Claire was quiet on the walk back to the manse, avoiding Roger's tentative queries. She refused his proffered arm, walking alone, head down in thought. Not as though she were making up her mind, Roger thought; she had already done that. She was deciding what to say.
Roger himself was wondering. The quiet gave him respite from the turmoil of the day's revelations—enough to wonder precisely why Claire had chosen to include him in them. She could easily have told Brianna alone, had she wished to. Was it only that she had feared what Brianna's reaction to the story might be, and been reluctant to meet it alone? Or had she gambled that he would—as he had—believe her, and thus sought to enlist him as an ally in the cause of truth—her truth, and Brianna's?

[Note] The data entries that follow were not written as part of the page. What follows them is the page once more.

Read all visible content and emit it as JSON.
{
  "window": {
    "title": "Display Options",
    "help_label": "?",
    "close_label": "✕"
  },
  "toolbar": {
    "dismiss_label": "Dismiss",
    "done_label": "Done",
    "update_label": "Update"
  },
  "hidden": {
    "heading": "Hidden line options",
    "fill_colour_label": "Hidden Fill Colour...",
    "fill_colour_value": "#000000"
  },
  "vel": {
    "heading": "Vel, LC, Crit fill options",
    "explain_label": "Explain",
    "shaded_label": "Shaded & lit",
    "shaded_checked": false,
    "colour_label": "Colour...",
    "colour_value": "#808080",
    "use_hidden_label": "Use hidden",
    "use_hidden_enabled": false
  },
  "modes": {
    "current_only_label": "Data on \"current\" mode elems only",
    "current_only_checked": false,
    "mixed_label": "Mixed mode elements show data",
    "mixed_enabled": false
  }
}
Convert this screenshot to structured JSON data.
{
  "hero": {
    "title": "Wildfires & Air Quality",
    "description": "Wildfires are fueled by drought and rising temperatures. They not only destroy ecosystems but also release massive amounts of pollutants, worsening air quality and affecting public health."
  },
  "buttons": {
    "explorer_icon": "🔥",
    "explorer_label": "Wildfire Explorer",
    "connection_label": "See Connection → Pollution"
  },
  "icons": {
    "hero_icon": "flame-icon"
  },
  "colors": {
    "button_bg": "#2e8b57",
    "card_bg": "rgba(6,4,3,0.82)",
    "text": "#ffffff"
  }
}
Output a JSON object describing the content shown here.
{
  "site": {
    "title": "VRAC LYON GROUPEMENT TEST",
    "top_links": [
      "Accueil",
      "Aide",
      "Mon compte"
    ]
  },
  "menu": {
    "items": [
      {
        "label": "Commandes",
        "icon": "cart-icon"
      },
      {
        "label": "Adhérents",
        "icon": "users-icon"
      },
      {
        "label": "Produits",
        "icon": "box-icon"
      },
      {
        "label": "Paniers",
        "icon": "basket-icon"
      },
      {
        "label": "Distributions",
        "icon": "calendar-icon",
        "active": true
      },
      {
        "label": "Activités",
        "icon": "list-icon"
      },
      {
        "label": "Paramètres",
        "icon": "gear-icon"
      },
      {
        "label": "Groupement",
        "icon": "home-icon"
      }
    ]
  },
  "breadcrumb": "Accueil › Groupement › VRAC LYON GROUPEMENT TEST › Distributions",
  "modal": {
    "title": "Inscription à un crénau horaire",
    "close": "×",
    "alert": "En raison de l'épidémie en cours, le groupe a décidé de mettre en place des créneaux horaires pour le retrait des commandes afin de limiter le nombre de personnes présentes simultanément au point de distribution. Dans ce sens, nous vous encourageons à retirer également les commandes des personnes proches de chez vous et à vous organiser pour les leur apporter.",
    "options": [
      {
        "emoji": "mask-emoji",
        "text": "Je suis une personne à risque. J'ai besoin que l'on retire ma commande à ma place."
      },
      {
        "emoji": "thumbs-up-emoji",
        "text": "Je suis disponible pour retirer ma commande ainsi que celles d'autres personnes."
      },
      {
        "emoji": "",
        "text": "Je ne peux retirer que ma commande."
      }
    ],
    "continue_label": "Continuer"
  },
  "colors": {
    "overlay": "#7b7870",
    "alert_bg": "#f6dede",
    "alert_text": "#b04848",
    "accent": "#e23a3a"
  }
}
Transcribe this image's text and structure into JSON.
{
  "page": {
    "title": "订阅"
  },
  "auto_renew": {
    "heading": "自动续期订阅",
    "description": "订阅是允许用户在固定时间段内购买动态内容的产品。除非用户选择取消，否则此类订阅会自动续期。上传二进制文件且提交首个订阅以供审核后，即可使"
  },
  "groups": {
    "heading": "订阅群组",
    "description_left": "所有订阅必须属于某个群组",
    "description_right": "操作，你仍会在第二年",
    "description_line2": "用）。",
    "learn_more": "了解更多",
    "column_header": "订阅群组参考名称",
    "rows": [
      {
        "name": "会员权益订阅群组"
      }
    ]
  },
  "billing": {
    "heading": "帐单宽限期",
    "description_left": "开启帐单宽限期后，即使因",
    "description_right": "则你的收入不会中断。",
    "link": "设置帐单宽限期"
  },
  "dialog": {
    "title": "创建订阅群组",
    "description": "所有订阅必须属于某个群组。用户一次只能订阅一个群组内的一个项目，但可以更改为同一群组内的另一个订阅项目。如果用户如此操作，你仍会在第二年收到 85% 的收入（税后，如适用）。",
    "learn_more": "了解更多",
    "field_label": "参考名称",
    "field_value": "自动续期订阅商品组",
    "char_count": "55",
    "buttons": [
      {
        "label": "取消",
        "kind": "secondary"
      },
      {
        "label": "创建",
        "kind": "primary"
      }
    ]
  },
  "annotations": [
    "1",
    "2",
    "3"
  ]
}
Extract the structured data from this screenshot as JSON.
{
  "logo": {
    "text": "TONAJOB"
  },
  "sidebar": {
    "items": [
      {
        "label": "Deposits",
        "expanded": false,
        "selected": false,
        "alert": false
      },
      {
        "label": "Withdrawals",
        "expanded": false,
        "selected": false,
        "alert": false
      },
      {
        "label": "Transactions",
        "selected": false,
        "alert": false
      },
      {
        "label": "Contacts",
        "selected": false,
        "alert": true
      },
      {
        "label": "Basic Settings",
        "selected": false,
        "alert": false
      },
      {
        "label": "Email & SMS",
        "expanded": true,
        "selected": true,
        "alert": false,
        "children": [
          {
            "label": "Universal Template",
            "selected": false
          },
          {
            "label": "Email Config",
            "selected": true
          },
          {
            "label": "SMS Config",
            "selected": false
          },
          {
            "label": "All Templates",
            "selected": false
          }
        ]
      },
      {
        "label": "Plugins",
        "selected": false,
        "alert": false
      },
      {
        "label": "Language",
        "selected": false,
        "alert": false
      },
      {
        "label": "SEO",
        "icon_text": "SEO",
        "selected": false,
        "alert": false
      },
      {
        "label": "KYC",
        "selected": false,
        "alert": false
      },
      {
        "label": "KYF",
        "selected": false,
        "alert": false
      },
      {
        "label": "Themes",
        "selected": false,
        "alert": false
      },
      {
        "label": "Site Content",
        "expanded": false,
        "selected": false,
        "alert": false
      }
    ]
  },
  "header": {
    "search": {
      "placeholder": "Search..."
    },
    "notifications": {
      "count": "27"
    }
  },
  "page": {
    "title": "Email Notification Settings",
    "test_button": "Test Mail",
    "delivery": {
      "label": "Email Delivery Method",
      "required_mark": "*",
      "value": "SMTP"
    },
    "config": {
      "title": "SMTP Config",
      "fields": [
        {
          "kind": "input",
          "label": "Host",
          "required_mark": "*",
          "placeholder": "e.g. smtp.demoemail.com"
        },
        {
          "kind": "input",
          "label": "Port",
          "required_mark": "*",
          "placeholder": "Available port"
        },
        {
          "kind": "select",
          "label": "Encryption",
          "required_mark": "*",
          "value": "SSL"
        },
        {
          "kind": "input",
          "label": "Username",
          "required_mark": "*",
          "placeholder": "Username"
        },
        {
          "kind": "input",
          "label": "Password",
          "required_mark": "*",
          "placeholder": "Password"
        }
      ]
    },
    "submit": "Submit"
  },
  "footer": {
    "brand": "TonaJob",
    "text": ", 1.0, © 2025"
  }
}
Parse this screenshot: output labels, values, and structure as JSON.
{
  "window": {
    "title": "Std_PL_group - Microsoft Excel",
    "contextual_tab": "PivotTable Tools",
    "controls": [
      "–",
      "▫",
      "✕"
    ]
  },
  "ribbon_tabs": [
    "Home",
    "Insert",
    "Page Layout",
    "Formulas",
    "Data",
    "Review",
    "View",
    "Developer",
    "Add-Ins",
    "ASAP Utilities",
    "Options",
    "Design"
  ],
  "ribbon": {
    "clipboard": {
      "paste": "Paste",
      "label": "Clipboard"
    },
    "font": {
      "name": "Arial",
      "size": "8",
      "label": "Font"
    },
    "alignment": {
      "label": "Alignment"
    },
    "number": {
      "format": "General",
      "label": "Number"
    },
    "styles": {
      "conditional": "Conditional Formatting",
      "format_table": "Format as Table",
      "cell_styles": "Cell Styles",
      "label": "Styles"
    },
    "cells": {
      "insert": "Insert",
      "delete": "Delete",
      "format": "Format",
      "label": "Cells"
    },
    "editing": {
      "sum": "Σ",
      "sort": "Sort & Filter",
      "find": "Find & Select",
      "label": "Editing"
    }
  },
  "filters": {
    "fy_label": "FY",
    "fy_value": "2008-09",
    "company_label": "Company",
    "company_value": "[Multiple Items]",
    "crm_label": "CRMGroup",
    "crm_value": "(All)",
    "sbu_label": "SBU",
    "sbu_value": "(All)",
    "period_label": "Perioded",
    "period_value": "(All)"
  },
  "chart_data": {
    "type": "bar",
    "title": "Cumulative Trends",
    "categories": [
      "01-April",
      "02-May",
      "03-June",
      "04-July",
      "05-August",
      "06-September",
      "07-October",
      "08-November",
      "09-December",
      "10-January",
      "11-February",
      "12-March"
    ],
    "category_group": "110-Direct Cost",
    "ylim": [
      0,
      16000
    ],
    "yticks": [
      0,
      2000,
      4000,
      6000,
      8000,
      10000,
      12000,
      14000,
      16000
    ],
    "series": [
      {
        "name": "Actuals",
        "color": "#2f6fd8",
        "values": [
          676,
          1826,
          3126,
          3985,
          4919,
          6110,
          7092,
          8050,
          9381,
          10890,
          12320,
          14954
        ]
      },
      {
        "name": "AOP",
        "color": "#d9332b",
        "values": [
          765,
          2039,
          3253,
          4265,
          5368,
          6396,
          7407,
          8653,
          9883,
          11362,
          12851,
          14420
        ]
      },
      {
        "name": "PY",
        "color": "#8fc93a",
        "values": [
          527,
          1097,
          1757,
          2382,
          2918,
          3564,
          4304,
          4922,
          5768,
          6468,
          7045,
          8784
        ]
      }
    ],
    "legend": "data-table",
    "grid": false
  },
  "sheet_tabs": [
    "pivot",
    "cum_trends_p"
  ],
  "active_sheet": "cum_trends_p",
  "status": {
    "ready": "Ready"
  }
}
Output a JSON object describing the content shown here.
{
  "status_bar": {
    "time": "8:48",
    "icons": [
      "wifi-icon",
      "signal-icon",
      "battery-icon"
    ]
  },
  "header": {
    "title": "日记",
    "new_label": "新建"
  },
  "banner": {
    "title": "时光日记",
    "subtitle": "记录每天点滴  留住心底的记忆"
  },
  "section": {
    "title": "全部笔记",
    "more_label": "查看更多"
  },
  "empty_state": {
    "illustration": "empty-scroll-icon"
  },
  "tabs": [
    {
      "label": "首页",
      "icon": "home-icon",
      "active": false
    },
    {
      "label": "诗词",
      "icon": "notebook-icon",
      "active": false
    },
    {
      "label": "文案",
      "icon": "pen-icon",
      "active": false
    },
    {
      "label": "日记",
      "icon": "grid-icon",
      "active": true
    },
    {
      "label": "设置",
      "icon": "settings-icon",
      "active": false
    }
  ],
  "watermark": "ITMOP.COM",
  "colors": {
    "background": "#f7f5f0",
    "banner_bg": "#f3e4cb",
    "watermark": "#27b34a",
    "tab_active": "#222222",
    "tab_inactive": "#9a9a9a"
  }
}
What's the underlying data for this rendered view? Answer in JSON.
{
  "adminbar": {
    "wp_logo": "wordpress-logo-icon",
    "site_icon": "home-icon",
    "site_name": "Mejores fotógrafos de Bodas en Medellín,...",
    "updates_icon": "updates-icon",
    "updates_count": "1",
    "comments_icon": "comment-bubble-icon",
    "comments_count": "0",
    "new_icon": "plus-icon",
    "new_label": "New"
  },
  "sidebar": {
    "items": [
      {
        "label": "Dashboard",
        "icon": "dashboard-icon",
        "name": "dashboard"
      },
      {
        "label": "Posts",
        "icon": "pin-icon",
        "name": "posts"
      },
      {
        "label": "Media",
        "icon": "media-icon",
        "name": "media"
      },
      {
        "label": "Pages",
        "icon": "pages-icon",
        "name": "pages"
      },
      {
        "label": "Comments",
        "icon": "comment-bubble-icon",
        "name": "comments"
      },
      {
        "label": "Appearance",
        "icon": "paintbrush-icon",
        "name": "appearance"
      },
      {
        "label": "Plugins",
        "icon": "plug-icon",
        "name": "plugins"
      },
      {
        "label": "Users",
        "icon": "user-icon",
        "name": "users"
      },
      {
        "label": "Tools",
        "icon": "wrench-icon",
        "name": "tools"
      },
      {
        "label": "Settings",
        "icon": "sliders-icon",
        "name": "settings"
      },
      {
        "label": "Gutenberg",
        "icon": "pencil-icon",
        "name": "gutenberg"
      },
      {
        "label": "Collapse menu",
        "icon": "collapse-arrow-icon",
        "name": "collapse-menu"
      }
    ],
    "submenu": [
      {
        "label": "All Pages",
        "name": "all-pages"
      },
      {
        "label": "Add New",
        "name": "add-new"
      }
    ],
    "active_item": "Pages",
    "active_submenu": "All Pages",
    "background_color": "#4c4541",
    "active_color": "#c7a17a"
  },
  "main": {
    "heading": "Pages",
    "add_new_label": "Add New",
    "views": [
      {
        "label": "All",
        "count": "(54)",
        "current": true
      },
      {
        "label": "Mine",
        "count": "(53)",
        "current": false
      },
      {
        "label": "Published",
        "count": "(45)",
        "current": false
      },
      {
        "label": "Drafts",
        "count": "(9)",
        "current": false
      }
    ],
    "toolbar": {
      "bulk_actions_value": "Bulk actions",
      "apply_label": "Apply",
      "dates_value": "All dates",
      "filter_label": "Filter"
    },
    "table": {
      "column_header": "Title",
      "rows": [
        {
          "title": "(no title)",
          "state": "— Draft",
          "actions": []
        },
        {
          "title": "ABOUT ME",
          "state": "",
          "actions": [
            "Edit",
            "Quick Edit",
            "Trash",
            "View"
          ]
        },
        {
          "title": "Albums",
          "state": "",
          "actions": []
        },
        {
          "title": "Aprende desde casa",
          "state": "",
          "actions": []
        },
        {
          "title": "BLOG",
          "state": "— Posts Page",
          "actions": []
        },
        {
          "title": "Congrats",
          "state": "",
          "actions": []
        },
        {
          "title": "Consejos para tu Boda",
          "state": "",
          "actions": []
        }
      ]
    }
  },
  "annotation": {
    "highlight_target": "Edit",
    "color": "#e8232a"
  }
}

His curiosity had reached near boiling point by the time they reached the manse. Still, there was work to do first; together, they unloaded one of the tallest bookshelves, and pushed it in front of the shattered window, shutting out the cold night air.
Flushed from the exertion, Claire sat down on the sofa while he went to pour a pair of whiskies from the small drinks-table in the corner. When Mrs. Graham had been alive, she had always brought drinks on a tray, properly napkined, doilied, and adorned with accompanying biscuits. Fiona, if allowed, would willingly have done the same, but Roger much preferred the simplicity of pouring his own drink in solitude.